World Bank management's response to WPRP criticism is that ''past practice'' and experience is one of the guiding factors that saw them assigning Category B rather than A status to this project (Category A would have required a full environmental assessment). It's a defense that only riles the bank's opponents further.
''The standard on China is based on how they have carried out projects in the past, not what their policy guidelines say,'' says John Ackerley, president of the International Campaign for Tibet. ''This is an admission that they are willing to accept lower standards for China and the report speaks for itself.''
The Inspection Panel also found that there exists an unhealthy ''climate of fear'' within the project area, with Tibetan and Mongolian minorities not reflecting their true feelings for fear of retribution. This therefore defeats the bank's latest recommendations in response to the report that another independent enquiry be set up in order to fix the outstanding problems.

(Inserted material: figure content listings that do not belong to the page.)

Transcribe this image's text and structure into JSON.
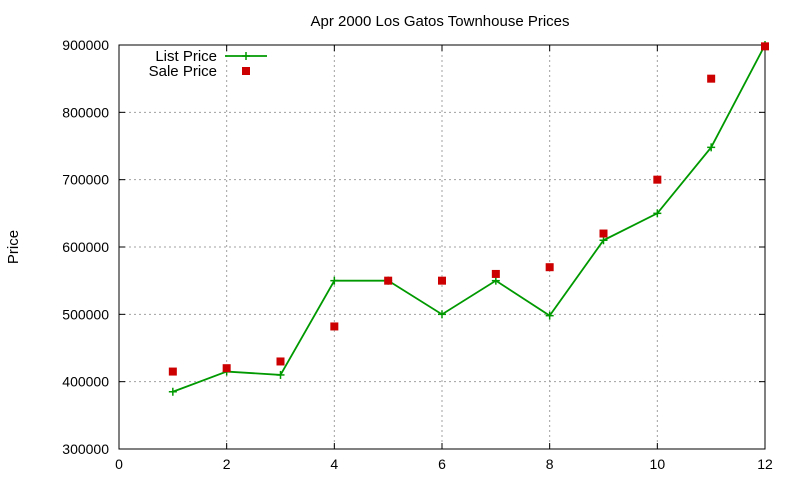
{
  "chart_data": {
    "type": "line",
    "title": "Apr 2000 Los Gatos Townhouse Prices",
    "xlabel": "",
    "ylabel": "Price",
    "xlim": [
      0,
      12
    ],
    "ylim": [
      300000,
      900000
    ],
    "x_ticks": [
      "0",
      "2",
      "4",
      "6",
      "8",
      "10",
      "12"
    ],
    "y_ticks": [
      "300000",
      "400000",
      "500000",
      "600000",
      "700000",
      "800000",
      "900000"
    ],
    "grid": true,
    "legend_position": "top-left",
    "series": [
      {
        "name": "List Price",
        "style": "line+cross",
        "color": "#009900",
        "x": [
          1,
          2,
          3,
          4,
          5,
          6,
          7,
          8,
          9,
          10,
          11,
          12
        ],
        "y": [
          385000,
          415000,
          410000,
          550000,
          550000,
          500000,
          550000,
          498000,
          610000,
          650000,
          748000,
          900000
        ]
      },
      {
        "name": "Sale Price",
        "style": "square-points",
        "color": "#cc0000",
        "x": [
          1,
          2,
          3,
          4,
          5,
          6,
          7,
          8,
          9,
          10,
          11,
          12
        ],
        "y": [
          415000,
          420000,
          430000,
          482000,
          550000,
          550000,
          560000,
          570000,
          620000,
          700000,
          850000,
          898000
        ]
      }
    ]
  }
}
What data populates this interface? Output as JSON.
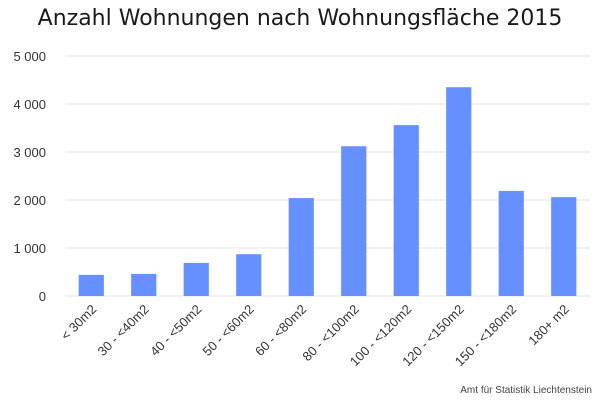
{
  "chart_data": {
    "type": "bar",
    "title": "Anzahl Wohnungen nach Wohnungsfläche 2015",
    "xlabel": "",
    "ylabel": "",
    "categories": [
      "< 30m2",
      "30 - <40m2",
      "40 - <50m2",
      "50 - <60m2",
      "60 - <80m2",
      "80 - <100m2",
      "100 - <120m2",
      "120 - <150m2",
      "150 - <180m2",
      "180+ m2"
    ],
    "values": [
      440,
      460,
      690,
      870,
      2040,
      3120,
      3560,
      4350,
      2190,
      2060
    ],
    "ylim": [
      0,
      5000
    ],
    "yticks": [
      0,
      1000,
      2000,
      3000,
      4000,
      5000
    ],
    "ytick_labels": [
      "0",
      "1 000",
      "2 000",
      "3 000",
      "4 000",
      "5 000"
    ],
    "grid": true,
    "bar_color": "#6690ff",
    "grid_color": "#e3e3e3",
    "source": "Amt für Statistik Liechtenstein"
  }
}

The Dalai Lama, spiritual and political leader of Tibet, has weighed into the fray saying he is not theoretically against Chinese resettlement in Tibetan areas, but that the WPRP would create tension and cause more problems under the current conditions of mistrust between the Chinese and Tibetans. By the bank's own admission, the number of Tibetans' in the region's population will fall from 23 percent to 14 percent as a result of the project. Mongolians will dwindle from 14 percent to seven percent.